Rabu, 30 Januari 2013

[CERPEN] BEAUTIFUL DESTINY




Hei Kawannn… Ini cerpen kedua yang aku publish disini. Aku buat ini dengan inspirasi yang aku dapat dari komik- komik yang sering aku baca. Yah, masih banyak salah- salah dalam cerpen ini. So, langsung aja. Enjoy it….  Jangan lupa kasih komen dari cerpen2ku, biar aku bisa memperbaiki tulisanku. Diharapkan tulisan yang membangun yah!




BEAUTIFUL DESTINY
 
 
Sinar mentari terasa begitu terik ketika aku baru saja terbangun dari tidurku. Tirai jendela kamarku telah tersingkap, menandakan telah ada yang memasuki kamarku dan berusaha membangunkanku beberapa menit yang lalu. Jam masih menunjukkan pukul 07.00. Tak ada yang perlu kutakuti. Tidak akan ada kata terlambat yang akan menghiasi hariku mengingat hari ini adalah Hari Minggu.

Aku melangkah mendekati cahaya masuk.
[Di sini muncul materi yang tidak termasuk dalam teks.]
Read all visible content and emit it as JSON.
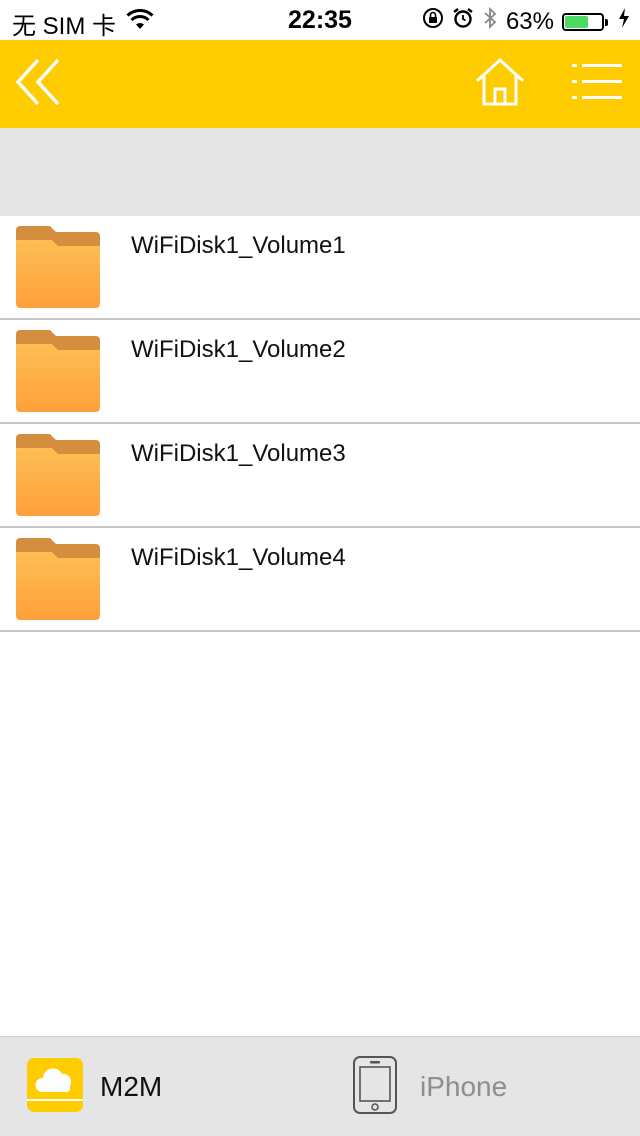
{
  "status_bar": {
    "carrier": "无 SIM 卡",
    "time": "22:35",
    "battery_percent": "63%",
    "battery_level": 0.63,
    "battery_color": "#4cd964",
    "icons": [
      "wifi-icon",
      "orientation-lock-icon",
      "alarm-icon",
      "bluetooth-icon",
      "battery-icon",
      "charging-icon"
    ]
  },
  "nav_bar": {
    "background": "#ffcc00",
    "icons": [
      "double-chevron-left-icon",
      "home-icon",
      "menu-icon"
    ]
  },
  "files": [
    {
      "name": "WiFiDisk1_Volume1",
      "icon": "folder-icon"
    },
    {
      "name": "WiFiDisk1_Volume2",
      "icon": "folder-icon"
    },
    {
      "name": "WiFiDisk1_Volume3",
      "icon": "folder-icon"
    },
    {
      "name": "WiFiDisk1_Volume4",
      "icon": "folder-icon"
    }
  ],
  "tab_bar": {
    "tabs": [
      {
        "label": "M2M",
        "icon": "cloud-drive-icon",
        "selected": true
      },
      {
        "label": "iPhone",
        "icon": "phone-icon",
        "selected": false
      }
    ]
  }
}
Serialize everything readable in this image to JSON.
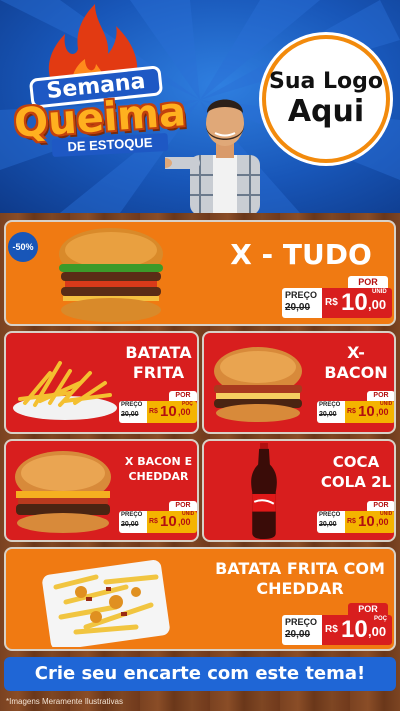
{
  "header": {
    "title_line1": "Semana",
    "title_line2": "Queima",
    "title_line3": "DE ESTOQUE",
    "logo_line1": "Sua Logo",
    "logo_line2": "Aqui"
  },
  "colors": {
    "header_blue": "#1856b8",
    "card_orange": "#f07a12",
    "card_red": "#d81e1e",
    "tag_yellow": "#f4b400",
    "cta_blue": "#1f66d6"
  },
  "products": [
    {
      "name": "X - TUDO",
      "badge": "-50%",
      "por": "POR",
      "preco": "PREÇO",
      "old": "20,00",
      "old_prefix": "R$",
      "currency": "R$",
      "price_int": "10",
      "price_cents": ",00",
      "unit": "UNID"
    },
    {
      "name_line1": "BATATA",
      "name_line2": "FRITA",
      "por": "POR",
      "preco": "PREÇO",
      "old": "20,00",
      "old_prefix": "R$",
      "currency": "R$",
      "price_int": "10",
      "price_cents": ",00",
      "unit": "POÇ"
    },
    {
      "name_line1": "X-",
      "name_line2": "BACON",
      "por": "POR",
      "preco": "PREÇO",
      "old": "20,00",
      "old_prefix": "R$",
      "currency": "R$",
      "price_int": "10",
      "price_cents": ",00",
      "unit": "UNID"
    },
    {
      "name_line1": "X BACON E",
      "name_line2": "CHEDDAR",
      "por": "POR",
      "preco": "PREÇO",
      "old": "20,00",
      "old_prefix": "R$",
      "currency": "R$",
      "price_int": "10",
      "price_cents": ",00",
      "unit": "UNID"
    },
    {
      "name_line1": "COCA",
      "name_line2": "COLA 2L",
      "por": "POR",
      "preco": "PREÇO",
      "old": "20,00",
      "old_prefix": "R$",
      "currency": "R$",
      "price_int": "10",
      "price_cents": ",00",
      "unit": "UNID"
    },
    {
      "name_line1": "BATATA FRITA COM",
      "name_line2": "CHEDDAR",
      "por": "POR",
      "preco": "PREÇO",
      "old": "20,00",
      "old_prefix": "R$",
      "currency": "R$",
      "price_int": "10",
      "price_cents": ",00",
      "unit": "POÇ"
    }
  ],
  "cta": "Crie seu encarte com este tema!",
  "disclaimer": "*Imagens Meramente Ilustrativas"
}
Suasananya terasa sepi. Mungkin karena kepergian orangtuaku sejak beberapa hari lalu. Bukan pergi dalam hal “selamanya”. Namun mereka meninggalkanku untuk mengunjungi nenek yang tinggal di Kota Solo.

Aku beranjak dari tempatku berdiri. Mengambil sebuah telepon genggam yang baru saja memainkan lagu SNSD “I Got the Boy”. Sebuah pesan terpampang di benda mungil itu. Kubuka perlahan, membacanya membuatku mengingat akan sebuah janji. Kakiku berlarian menuju kamar mandi di pojok kamarku. Bergegas untuk bersiap- siap, mengingat beberapa menit lagi akan ada sosok yang menjemputku.
Bunyi bel rumah telah terdengar. Kurapikan pakaian yang kukenakan. Mematut tubuhku di depan cermin besar yang menempel di lemariku. Setelah memastikan bahwa saat ini adalah penampilan terbaikku, aku pergi membuka pintu yang menyembunyikan sosok yang tadi memencet bel rumahku.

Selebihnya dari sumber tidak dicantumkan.